Christians attacked in a tribal district of Orissa, a hate campaign against north Indians in Maharashtra, a Gujjar agitation in Rajasthan… 2008 put a heavy strain on communal ties. But the good news is that an overwhelming majority of Indians still want to be counted as tolerant, secular and socially inclusive.
“Indian society is changing but not disintegrating. Most violent protests had a political agenda,” said Nandini Sardesai, Mumbai-based sociologist.The common man becomes a victim of petty political agenda because of distinct social circumstances, not inherent intolerance, said Aroon Tikekar, President of Asiatic Society of Mumbai. "There is no space to expand in Mumbai. It is the paucity of civic amenities that pushes the common person to agitate."

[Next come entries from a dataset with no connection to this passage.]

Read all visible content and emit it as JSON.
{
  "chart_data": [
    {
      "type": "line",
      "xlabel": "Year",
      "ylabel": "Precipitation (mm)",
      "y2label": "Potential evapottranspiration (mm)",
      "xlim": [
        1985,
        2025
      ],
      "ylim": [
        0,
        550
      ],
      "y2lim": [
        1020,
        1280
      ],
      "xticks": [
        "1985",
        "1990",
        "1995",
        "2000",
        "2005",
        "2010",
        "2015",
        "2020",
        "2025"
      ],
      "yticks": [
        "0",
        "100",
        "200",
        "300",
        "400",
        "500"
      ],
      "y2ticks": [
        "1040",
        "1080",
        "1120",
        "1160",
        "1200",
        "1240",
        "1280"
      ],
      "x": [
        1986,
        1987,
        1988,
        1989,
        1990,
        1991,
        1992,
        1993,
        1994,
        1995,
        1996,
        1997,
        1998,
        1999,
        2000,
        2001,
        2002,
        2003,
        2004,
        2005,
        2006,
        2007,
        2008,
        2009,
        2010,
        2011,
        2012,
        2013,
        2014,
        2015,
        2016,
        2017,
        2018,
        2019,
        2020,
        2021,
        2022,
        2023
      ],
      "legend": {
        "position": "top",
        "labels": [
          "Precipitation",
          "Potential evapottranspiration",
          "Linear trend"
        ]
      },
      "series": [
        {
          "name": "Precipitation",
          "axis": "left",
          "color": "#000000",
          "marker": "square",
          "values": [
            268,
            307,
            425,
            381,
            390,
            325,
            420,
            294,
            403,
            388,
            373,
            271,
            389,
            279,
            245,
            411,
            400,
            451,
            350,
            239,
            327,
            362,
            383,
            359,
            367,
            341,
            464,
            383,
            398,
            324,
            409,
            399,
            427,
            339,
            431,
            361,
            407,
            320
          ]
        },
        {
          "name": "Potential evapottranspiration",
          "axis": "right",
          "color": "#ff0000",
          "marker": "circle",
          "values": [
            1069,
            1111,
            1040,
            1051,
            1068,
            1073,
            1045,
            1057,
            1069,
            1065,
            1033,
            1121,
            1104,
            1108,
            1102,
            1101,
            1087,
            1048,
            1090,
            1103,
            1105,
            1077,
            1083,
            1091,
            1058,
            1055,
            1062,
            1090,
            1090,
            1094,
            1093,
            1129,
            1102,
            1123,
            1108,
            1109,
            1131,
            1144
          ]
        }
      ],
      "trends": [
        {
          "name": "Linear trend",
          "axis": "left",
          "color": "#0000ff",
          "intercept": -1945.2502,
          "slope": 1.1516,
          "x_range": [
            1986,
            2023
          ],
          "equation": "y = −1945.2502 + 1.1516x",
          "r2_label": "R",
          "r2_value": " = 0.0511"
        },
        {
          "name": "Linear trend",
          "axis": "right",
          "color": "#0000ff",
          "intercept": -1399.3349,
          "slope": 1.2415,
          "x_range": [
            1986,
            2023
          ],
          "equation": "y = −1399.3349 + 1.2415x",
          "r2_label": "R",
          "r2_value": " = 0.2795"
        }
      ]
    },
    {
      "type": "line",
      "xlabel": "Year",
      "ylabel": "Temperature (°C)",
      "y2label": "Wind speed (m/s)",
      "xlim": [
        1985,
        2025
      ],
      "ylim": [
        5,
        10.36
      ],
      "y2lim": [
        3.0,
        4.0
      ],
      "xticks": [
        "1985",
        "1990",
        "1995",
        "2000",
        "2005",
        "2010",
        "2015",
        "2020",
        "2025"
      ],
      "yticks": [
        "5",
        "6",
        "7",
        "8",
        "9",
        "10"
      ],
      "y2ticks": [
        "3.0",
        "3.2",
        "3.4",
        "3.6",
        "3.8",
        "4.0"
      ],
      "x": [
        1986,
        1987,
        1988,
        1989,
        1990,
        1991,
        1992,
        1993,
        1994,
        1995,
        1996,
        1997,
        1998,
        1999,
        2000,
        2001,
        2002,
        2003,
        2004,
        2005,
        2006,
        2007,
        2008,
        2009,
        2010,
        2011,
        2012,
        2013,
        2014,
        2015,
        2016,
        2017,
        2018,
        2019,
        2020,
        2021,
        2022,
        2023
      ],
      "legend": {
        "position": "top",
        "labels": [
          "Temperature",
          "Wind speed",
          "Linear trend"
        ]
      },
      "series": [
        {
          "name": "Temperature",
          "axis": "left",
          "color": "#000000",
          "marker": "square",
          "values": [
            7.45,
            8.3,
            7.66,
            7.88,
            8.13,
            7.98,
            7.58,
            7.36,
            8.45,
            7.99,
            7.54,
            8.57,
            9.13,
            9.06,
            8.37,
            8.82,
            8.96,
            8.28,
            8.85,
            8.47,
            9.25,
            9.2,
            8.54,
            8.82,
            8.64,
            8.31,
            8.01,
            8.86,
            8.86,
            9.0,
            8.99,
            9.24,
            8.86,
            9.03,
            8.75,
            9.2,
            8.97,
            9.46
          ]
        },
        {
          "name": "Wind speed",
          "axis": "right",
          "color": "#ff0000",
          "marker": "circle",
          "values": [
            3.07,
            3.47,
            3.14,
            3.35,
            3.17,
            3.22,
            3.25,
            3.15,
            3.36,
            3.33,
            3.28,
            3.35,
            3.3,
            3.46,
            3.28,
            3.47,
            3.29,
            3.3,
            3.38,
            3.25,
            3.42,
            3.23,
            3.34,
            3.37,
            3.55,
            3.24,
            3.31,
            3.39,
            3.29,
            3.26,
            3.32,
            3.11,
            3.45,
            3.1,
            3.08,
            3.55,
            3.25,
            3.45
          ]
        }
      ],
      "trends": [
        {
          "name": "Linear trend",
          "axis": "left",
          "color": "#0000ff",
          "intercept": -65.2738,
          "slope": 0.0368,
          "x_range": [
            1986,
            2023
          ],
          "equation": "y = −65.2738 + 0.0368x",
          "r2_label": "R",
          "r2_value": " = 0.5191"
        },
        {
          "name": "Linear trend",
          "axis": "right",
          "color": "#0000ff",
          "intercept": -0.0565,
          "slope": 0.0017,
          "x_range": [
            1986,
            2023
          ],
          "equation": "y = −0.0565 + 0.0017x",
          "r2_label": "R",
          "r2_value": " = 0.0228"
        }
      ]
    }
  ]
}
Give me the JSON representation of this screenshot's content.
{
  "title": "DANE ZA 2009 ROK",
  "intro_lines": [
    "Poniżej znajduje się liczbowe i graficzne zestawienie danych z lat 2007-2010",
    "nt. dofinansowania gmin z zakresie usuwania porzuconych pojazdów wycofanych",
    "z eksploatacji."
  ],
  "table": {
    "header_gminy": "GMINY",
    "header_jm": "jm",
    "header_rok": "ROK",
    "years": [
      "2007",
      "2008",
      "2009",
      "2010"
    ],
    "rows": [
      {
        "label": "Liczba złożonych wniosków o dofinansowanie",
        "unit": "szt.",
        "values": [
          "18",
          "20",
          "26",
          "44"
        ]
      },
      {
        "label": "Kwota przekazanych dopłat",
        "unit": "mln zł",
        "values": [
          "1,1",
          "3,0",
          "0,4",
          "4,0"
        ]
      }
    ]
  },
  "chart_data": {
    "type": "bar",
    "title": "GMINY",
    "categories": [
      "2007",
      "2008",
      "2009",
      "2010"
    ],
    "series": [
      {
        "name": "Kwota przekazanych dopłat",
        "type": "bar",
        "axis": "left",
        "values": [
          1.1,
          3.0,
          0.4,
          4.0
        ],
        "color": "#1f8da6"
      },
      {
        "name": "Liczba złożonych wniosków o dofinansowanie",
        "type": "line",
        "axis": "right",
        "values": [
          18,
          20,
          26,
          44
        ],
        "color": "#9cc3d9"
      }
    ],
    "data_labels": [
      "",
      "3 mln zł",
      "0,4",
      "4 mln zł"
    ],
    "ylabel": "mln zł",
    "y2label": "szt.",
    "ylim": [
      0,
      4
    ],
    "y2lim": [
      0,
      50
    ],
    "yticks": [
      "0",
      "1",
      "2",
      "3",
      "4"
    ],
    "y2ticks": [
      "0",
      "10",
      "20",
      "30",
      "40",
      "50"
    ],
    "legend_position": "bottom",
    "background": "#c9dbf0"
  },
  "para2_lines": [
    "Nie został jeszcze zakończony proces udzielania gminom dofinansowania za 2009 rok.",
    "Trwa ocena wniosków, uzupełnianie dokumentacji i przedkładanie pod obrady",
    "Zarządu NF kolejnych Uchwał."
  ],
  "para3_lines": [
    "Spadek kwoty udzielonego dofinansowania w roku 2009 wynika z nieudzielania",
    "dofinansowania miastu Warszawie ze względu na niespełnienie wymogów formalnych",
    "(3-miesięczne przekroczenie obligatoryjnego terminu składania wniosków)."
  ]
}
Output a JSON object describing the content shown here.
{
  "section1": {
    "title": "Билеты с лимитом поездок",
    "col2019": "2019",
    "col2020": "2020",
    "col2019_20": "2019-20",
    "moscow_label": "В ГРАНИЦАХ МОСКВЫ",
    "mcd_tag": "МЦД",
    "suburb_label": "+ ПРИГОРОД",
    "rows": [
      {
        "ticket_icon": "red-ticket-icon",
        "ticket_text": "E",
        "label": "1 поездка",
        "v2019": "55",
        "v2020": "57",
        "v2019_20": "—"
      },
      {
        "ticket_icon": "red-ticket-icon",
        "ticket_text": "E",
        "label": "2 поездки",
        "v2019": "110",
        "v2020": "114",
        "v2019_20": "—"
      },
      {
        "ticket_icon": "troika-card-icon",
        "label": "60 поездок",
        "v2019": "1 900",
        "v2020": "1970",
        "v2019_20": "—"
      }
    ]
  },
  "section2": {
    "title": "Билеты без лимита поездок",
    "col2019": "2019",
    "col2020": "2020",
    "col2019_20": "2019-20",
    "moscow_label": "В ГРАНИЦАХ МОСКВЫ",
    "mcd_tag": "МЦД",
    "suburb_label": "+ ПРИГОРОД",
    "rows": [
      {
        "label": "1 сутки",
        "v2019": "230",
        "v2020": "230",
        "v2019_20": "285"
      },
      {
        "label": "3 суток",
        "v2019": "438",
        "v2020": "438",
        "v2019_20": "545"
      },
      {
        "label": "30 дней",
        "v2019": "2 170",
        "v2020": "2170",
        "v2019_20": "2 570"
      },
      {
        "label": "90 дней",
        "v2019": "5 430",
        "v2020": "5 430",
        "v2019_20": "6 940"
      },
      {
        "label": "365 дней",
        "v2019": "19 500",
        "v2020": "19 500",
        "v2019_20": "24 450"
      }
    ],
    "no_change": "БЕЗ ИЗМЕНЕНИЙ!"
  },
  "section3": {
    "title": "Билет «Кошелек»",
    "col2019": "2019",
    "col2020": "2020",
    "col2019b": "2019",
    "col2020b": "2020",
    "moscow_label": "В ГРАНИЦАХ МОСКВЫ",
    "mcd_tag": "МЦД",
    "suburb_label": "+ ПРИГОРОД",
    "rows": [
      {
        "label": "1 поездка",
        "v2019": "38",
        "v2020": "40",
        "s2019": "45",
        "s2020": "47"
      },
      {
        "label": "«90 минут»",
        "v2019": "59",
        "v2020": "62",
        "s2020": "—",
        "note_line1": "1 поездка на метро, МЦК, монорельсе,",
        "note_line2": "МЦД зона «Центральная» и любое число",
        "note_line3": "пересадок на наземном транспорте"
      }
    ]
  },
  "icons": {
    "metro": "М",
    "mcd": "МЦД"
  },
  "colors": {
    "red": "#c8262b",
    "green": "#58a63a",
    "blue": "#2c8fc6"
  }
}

In Jammu and Kashmir, too, “it was not about the land and had little to do with intolerance,” said Amitabh Mattoo, former Vice-chancellor of Jammu University. “It displayed the alienation of Kashmir from New Delhi and of Jammu from Kashmir.”
In Orissa, where nearly 160 churches and prayer halls were attacked, the political rise of Bharatiya Janata Party is critically linked to religious conversion campaigns that thrive on widespread poverty in tribal districts.
“Poverty, fascist politics and economics of underdevelopment of western Orissa sustain what was witnessed recently,” said Biswamoy Pati, a New Delhi-based historian.
The forthcoming elections will reflect whether the allies of BJP, which now shares power in the state, have really succeeded in moving forward with their divisive agenda.
The good part is that our democracy is alive, and Indians increasingly appear to be shedding their apathy towards politics.
“Indian society is going through a major change where regional, communal and tribal identities are getting redefined. Fortunately, for the youth, old regional and communal identities aren’t of much consequence,” said Surinder S Jhodka, Professor of Sociology at Jawaharlal Nehru University.